Brosowsky remembers the date when he had his eureka moment about composting. On March 21, 2010, he was in Milwaukee at Growing Power, one of the country’s most successful urban farms, where he hoped to learn enough to start his own rooftop garden in Washington. On a compost run — a trip to a bakery, a cafe and several other locations to pick up food scraps — he realized just how inefficient it was for the farmer to drive from place to place, often waiting an hour or more between pickups. Suddenly, he had an idea: Farms need materials to produce compost. And people need stuff picked up. Putting those together is natural. On the spot, Brosowsky sat down and wrote up the outline of his business plan. Using Growing Power’s shaky WiFi connection, he registered the domain name CompostCab.com.

For $32 a month, Compost Cab gives each customer a countertop collection basket and an airtight bin, lined with a sturdy, compostable bag, to minimize smells and keep away rodents, always a worry with composting. Customers fill the bin with kitchen scraps such as banana peels, coffee grounds or vegetable trimmings. If it grows, it goes, is the company rule.

Each week, Compost Cab picks up the bag, leaving behind a clean bin with a new liner. It delivers the waste to urban farms, including Eco City Farms in Edmonston (near Hyattsville) and the Washington Youth Garden at the National Arboretum, which use the material to improve their soil and grow more food. It also works with commercial clients including the Hyatt Regency on Capitol Hill and Qualia Coffee in Northwest Washington.

“As composting becomes more mainstream, my job is to make sure that some significant piece of the stream gets captured for urban farms,” Brosowsky says.

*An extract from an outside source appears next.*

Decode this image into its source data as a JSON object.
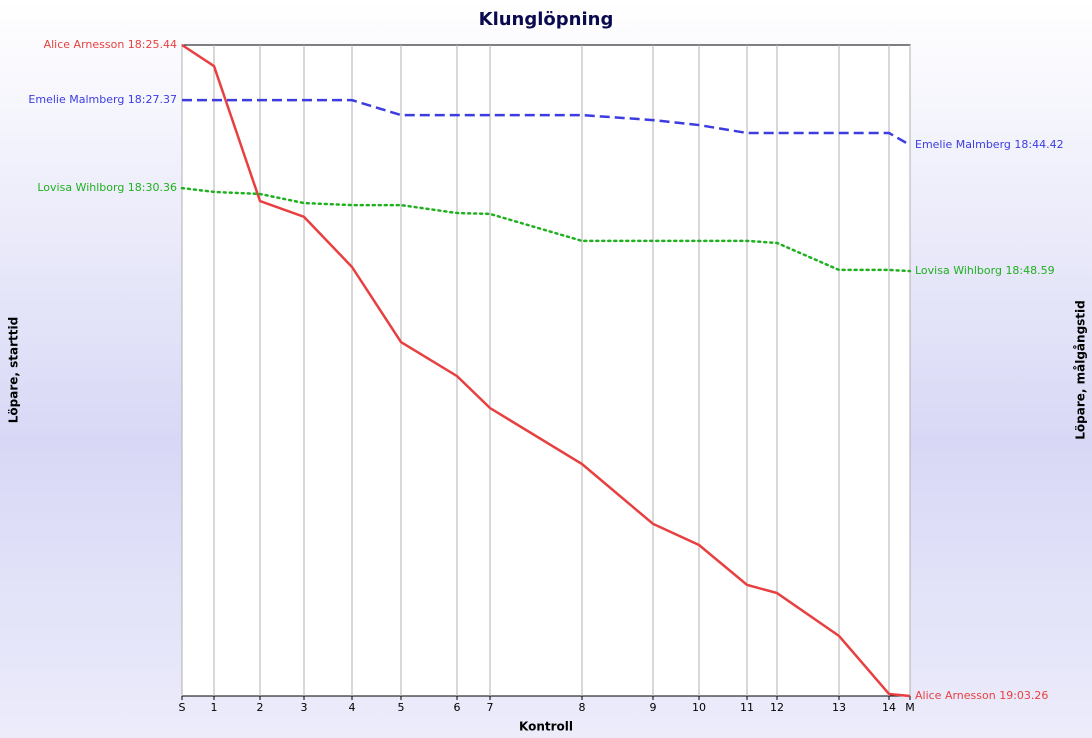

For Kate Hill, a caterer and self-described “foodie,” subscribing to Compost Cab was a no-brainer. She had been giving her scraps to a neighbor with a compost pile, but that ended quickly when rodents became a problem. “It killed me to see how much I was returning to the trash,” she said. “There was no reason that it shouldn’t go someplace that it can do some good, rather than sitting in a landfill in a plastic bag.”